Yes I take $\beta=0$ for corss-wind.

It has turned out that my calculations are not as wrong as I thought, just made a stupid and fatal mistake when compared to the other method (i.e., I compared not the same situations) but a marginal difference, usually a few hundredths or tenths remained still.

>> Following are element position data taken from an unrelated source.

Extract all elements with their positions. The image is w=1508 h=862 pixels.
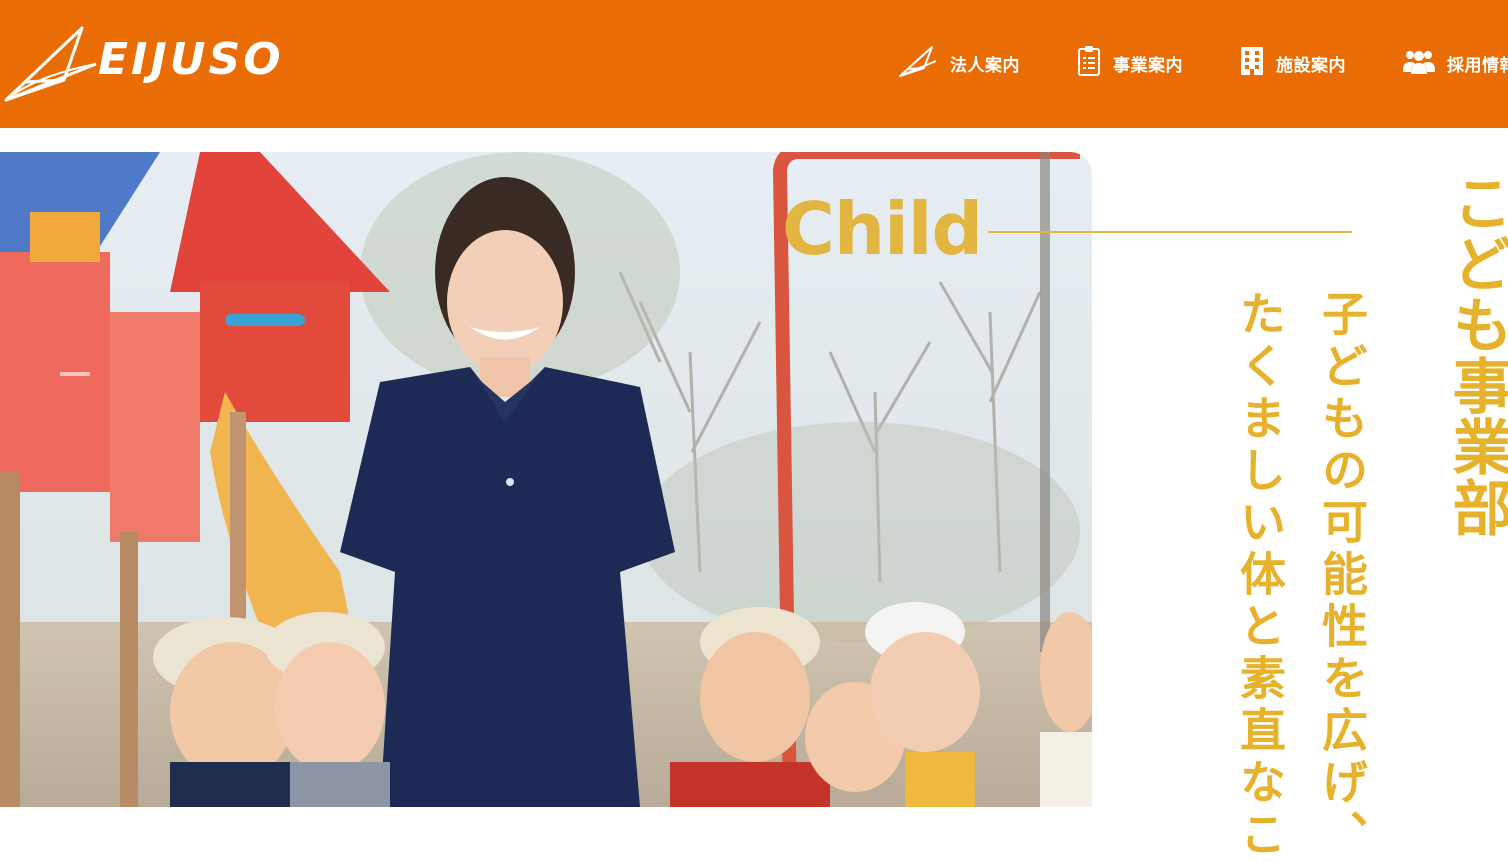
site-header: EIJUSO 法人案内 事業案内 施設案内 採用情 — [0, 0, 1508, 128]
section-copy-line-2: たくましい体と素直なこ — [1233, 290, 1287, 862]
section-divider-line — [988, 231, 1352, 233]
nav-label-recruit: 採用情報 — [1447, 55, 1508, 76]
building-icon — [1240, 46, 1264, 80]
nav-item-corporate[interactable]: 法人案内 — [898, 44, 1020, 82]
users-icon — [1403, 48, 1435, 78]
section-copy-line-1: 子どもの可能性を広げ、 — [1315, 290, 1369, 862]
section-title: こども事業部 — [1442, 172, 1508, 538]
nav-item-recruit[interactable]: 採用情報 — [1403, 44, 1508, 82]
clipboard-list-icon — [1077, 45, 1101, 81]
nav-item-business[interactable]: 事業案内 — [1077, 44, 1183, 82]
main-nav: 法人案内 事業案内 施設案内 採用情 — [0, 0, 1508, 128]
nav-label-corporate: 法人案内 — [950, 55, 1020, 76]
section-english-label: Child — [782, 187, 983, 271]
nav-label-business: 事業案内 — [1113, 55, 1183, 76]
paper-plane-icon — [898, 44, 938, 82]
nav-item-facilities[interactable]: 施設案内 — [1240, 44, 1346, 82]
nav-label-facilities: 施設案内 — [1276, 55, 1346, 76]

I will try to find the cause of that then velocity calculation should be fine, therefore section time and average speed over the course as well.
Do you have an idea how to find the optimal $k$ for maximal $v_{ave}$?

 

[haruspex]

Thank you for the formula

Do you see how I derived it?

Do you have an idea how to find the optimal k for maximal vave?

You want to minimise the total time, so write an expression for that and differentiate wrt k.

 

[martonhorvath]

Do you see how I derived it?

Calculating the resulting velocity: $\sqrt{(v+v_{w}×sin(\beta))^2+(v_{w}×cos(\beta))^2}=\sqrt{v^2+2vv_{w}×sin(\beta)+(v_{w}×sin(\beta))^2+(v_{w}×cos(\beta))^2}=\sqrt{v^2+v_{w}^2+2vv_{w}×sin(\beta)}$ I can see it until here, but how does the multiplication by $(v+v_{w}×sin(\beta))$ come?

 

[haruspex]

Calculating the resulting velocity: $\sqrt{(v+v_{w}×sin(\beta))^2+(v_{w}×cos(\beta))^2}=\sqrt{v^2+2vv_{w}×sin(\beta)+(v_{w}×sin(\beta))^2+(v_{w}×cos(\beta))^2}=\sqrt{v^2+v_{w}^2+2vv_{w}×sin(\beta)}$ I can see it until here, but how does the multiplication by $(v+v_{w}×sin(\beta))$ come?

If you have a vector magnitude m in the direction (x,y) then its component in the x direction is $m\frac x{\sqrt {x^2+y^2}}$.
In the present case, m, the drag force is $c(x^2+y^2)$, so we get $c x{\sqrt {x^2+y^2}}$.